The event is held to inform growers of the crop research being done at the FCDC and new and upcoming crop varieties.
A tour of was held of the fields in which research is being conducted.
“The tour will highlight FCDC research alongside Alberta Agriculture and Forestry (AF) research and that of Agri-Food Canada,” said Field Day coordinator Erin Collier.
Education on topics including disease control, wheat class modernization, future directions in cereal breeding and managing impacts of short canola rotations was emphasized by the FCDC’s experts.

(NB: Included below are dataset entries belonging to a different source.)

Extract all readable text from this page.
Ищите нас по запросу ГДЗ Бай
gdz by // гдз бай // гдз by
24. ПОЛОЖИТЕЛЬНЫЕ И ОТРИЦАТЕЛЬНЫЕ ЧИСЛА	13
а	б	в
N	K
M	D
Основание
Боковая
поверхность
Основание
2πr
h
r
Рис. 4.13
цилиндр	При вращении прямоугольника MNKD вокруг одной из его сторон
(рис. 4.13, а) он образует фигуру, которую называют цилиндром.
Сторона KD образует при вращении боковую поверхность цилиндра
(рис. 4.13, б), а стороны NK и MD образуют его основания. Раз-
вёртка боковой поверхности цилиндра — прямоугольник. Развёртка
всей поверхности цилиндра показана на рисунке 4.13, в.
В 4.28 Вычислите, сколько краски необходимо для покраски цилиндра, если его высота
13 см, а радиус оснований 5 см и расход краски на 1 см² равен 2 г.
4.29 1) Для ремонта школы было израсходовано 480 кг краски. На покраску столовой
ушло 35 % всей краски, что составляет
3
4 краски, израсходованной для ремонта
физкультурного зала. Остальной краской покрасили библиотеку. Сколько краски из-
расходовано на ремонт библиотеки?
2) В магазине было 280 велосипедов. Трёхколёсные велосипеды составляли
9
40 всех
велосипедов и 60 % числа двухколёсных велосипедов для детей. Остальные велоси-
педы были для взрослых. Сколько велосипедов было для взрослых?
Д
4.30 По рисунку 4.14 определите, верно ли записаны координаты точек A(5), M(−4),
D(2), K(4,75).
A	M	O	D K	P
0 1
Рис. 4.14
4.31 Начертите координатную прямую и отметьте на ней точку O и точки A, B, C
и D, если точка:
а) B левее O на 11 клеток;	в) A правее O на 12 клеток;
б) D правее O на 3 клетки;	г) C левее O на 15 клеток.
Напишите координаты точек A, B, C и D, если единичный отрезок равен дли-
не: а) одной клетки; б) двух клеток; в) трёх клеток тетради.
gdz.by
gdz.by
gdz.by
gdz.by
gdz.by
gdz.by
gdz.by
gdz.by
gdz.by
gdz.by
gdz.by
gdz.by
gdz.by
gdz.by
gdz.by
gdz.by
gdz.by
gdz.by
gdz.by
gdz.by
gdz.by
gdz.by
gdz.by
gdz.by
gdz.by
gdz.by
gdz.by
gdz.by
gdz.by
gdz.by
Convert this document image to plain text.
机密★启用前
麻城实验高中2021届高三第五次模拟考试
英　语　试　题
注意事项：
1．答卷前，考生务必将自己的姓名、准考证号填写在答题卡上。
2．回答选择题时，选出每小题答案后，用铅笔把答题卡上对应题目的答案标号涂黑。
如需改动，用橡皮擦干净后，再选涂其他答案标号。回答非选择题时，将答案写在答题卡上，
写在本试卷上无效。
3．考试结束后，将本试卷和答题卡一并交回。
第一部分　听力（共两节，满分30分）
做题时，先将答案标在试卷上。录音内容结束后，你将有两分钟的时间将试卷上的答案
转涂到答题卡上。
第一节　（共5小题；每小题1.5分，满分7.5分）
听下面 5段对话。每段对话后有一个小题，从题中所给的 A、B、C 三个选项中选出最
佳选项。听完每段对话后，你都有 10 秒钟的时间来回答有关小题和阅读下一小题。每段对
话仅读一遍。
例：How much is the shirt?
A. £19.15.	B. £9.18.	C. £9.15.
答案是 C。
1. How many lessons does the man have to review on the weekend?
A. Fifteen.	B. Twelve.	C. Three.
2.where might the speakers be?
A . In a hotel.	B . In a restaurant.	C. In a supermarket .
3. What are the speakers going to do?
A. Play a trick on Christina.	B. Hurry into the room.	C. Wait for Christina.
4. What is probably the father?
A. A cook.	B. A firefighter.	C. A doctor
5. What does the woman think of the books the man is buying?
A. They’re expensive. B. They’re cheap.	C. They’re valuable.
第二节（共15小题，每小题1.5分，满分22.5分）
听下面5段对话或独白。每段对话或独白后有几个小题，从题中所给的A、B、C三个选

According to FCDC Head of Research Flavio Capettini, crop adaptability is key for growers.
“The 2015 growing season emphasized how important it is for varieties to show adaptation, not just to variability in the field, but to changing conditions within a season and differences between years,” he said.
“We are looking forward to the new varieties that are going to contribute to the future of agriculture in Alberta.”
Varieties of wheat, barley and pulses were showcased in a tour through the fields of the research centre.
Varieties of general purpose, food and malting barley are one of the largest areas of research conducted at the FCDC.
The breeding program’s main target area is western Canada but some of their breeds have shown adaptability to other areas such as eastern Canada and other countries according to the 2016 research report.
One of the demonstrations included was ‘Malting the Way’, a demonstration of barley’s relationship to the brewing industry.
Malting barley is used not only by the big players of the brewing industry, but also the craft brewing industry.
“Craft brewing is the largest increase segment of our brewing industry and it’s exciting to the malting industry because, although the craft industry may only be 20 to 30 per cent of the (brewing) industry, they’re at least 50 per cent of the malting industry,” said barley breeder Dr. Patricia Juskiw.
“They eat up 50 per cent of the malt being produced by our malt houses.”
Also, some of varieties shown were those that were bred to create durum wheat, one of the most widely produced wheat crops in the world.
Other talks and demonstrations included a barley and wheat disease demonstration, a demonstration of how to use the CombCut – a new weed management technology – and information regarding the growing popularity of pulse crops in Alberta.
Pulses include chick peas, field peas, lentils and fava beans.
Research at the FCDC is funded through various organizations including the Alberta Wheat Commission, Alberta Barley, Alberta Canola Producers, Alberta Pulse Growers and Alberta Seed Growers.